Service organization knows this first hand that services are evaluated via experience, not spec sheets, RFPs and lab evaluation. SaaS providers who replicate and cling to today's software Go To Market model are doomed to LONG sales cycles and MISSED opportunity.

One infrastructure ISV who launched their SaaS offering experienced this first hand. Initially, they continued their sales and marketing model of stringent business and lead qualification before trial approval. For every 100 trial requests, they approved less than 10, with an average qualification period of 2 months. This stringent qualification gave them a close rate of about 2 in 100 trial requests, as 20% of trials closed.

When they experimented with a much loosened qualification, where ~30% of the 100 requests were granted in an average of 2 weeks an amazing thing happened. Their conversion rate per 100 request shot up from 2 to 6, an incredible result, meaning the "less qualified" leads that experienced the product actually converted at the same rate as the previous model. This means that for every 100 leads in the old model, they were throwing away 4 deals!!! Not only that, they shortened their sales cycle, and are now leveraging their SaaS trials to sell their on-Premise solutions as well.
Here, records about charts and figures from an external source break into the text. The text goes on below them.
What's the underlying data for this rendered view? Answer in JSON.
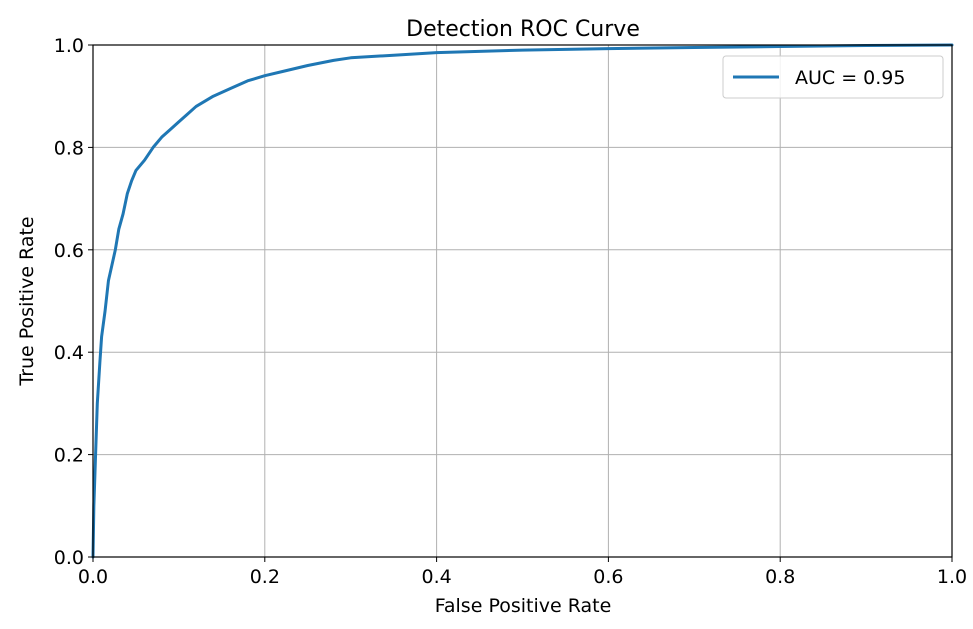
{
  "chart_data": {
    "type": "line",
    "title": "Detection ROC Curve",
    "xlabel": "False Positive Rate",
    "ylabel": "True Positive Rate",
    "xlim": [
      0.0,
      1.0
    ],
    "ylim": [
      0.0,
      1.0
    ],
    "x_ticks": [
      "0.0",
      "0.2",
      "0.4",
      "0.6",
      "0.8",
      "1.0"
    ],
    "y_ticks": [
      "0.0",
      "0.2",
      "0.4",
      "0.6",
      "0.8",
      "1.0"
    ],
    "grid": true,
    "legend_position": "top-right",
    "line_color": "#1f77b4",
    "series": [
      {
        "name": "AUC = 0.95",
        "points": [
          [
            0.0,
            0.0
          ],
          [
            0.001,
            0.1
          ],
          [
            0.003,
            0.2
          ],
          [
            0.005,
            0.3
          ],
          [
            0.008,
            0.38
          ],
          [
            0.01,
            0.43
          ],
          [
            0.014,
            0.48
          ],
          [
            0.018,
            0.54
          ],
          [
            0.022,
            0.57
          ],
          [
            0.026,
            0.6
          ],
          [
            0.03,
            0.64
          ],
          [
            0.035,
            0.67
          ],
          [
            0.04,
            0.71
          ],
          [
            0.045,
            0.735
          ],
          [
            0.05,
            0.755
          ],
          [
            0.06,
            0.775
          ],
          [
            0.07,
            0.8
          ],
          [
            0.08,
            0.82
          ],
          [
            0.09,
            0.835
          ],
          [
            0.1,
            0.85
          ],
          [
            0.11,
            0.865
          ],
          [
            0.12,
            0.88
          ],
          [
            0.14,
            0.9
          ],
          [
            0.16,
            0.915
          ],
          [
            0.18,
            0.93
          ],
          [
            0.2,
            0.94
          ],
          [
            0.22,
            0.948
          ],
          [
            0.25,
            0.96
          ],
          [
            0.28,
            0.97
          ],
          [
            0.3,
            0.975
          ],
          [
            0.35,
            0.98
          ],
          [
            0.4,
            0.985
          ],
          [
            0.5,
            0.99
          ],
          [
            0.6,
            0.993
          ],
          [
            0.7,
            0.995
          ],
          [
            0.8,
            0.997
          ],
          [
            0.9,
            0.999
          ],
          [
            1.0,
            1.0
          ]
        ]
      }
    ]
  }
}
The mindset and tactical shift from Evaluation to Experience marketing and selling can payoff like this in any market segment. However, to reap the full benefits and scale of a SaaS model, providers must take a long hard look at all pieces of the marketing mix, from pricing to channel to promotion and messaging, to competition and company organization.

This brings me full circle to the post that started this series. In order to be a successful SaaS provider, organizations must not only build a great service, but they must shift their:
  • Mindset from Product to Service
  • Organization from Linear to Circular
  • Go to market strategy and tactics from Evaluation to Experience.
With that, the Bridge to SaaS Success can generate revenues, share and valuation that meets and exceeds our most aggressive goals.